The mention in the Bible of “all the Earth” being covered could have just as easily meant “all the known Earth” just the same way as the apostle Paul meant it when he said that the good news was preached in “all creation that is under heaven” in Colossians 1:23. Clearly this only referred to the then known world…because we know Paul didn’t make it to South America…
And the whole rained for 40 days thing…40 days is a number that pops up quite often in the Bible…often enough to make one wonder if it wasn’t a culturally acceptable abbreviation for “really long but unknown time”.
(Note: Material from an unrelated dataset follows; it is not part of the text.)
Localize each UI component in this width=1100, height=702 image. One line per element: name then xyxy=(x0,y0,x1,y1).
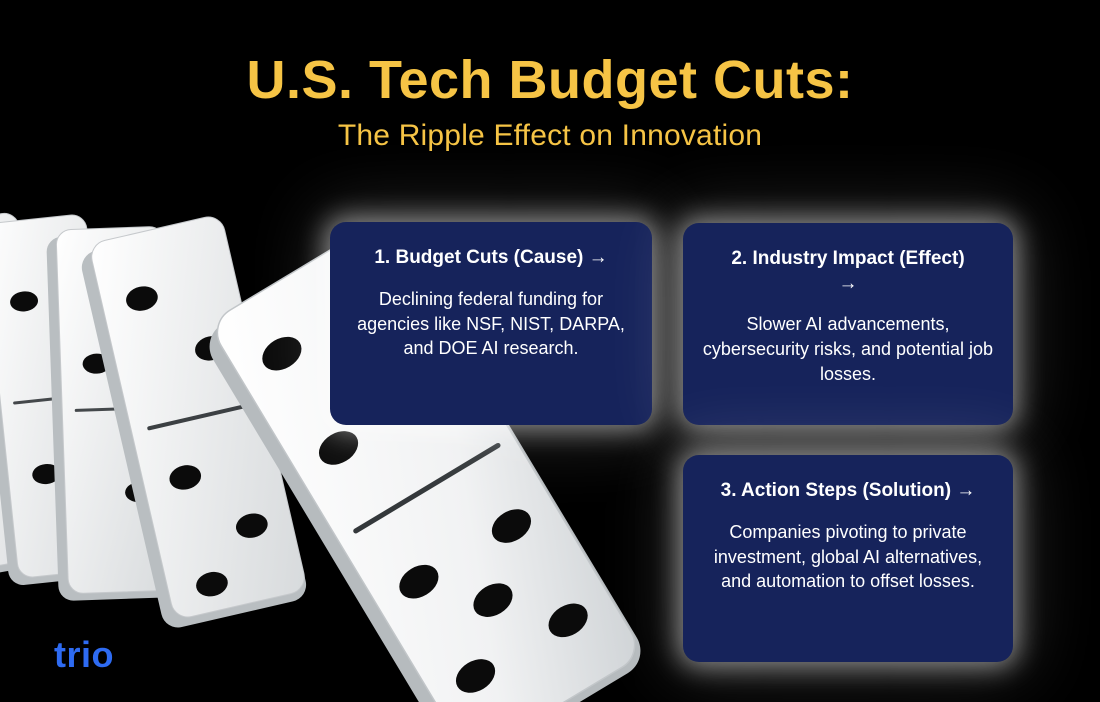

Any ship could be drifting in open water for as much time as the ark did and not even need as much space as “the whole earth”. Think of the fact that the ark had no sails…and if there were no currents it may have not even moved very far…

The biggest question I’ve ever had is this - All the animals? Really? If I could ask Noah a question today…it would be about the animals… Even if God helped out and sent them all to him…it could only feasibly be the animals in the local region…say…the size of the contiguous united states. Otherwise you would run into an awful lot of overcrowding.
Anyhooo…just my two cents. Feel free to rip it up. :slight_smile:

There are over 175 species of Poison Dart Frogs alone. That would have been a logistical nightmare for even the most nimble of Noahs.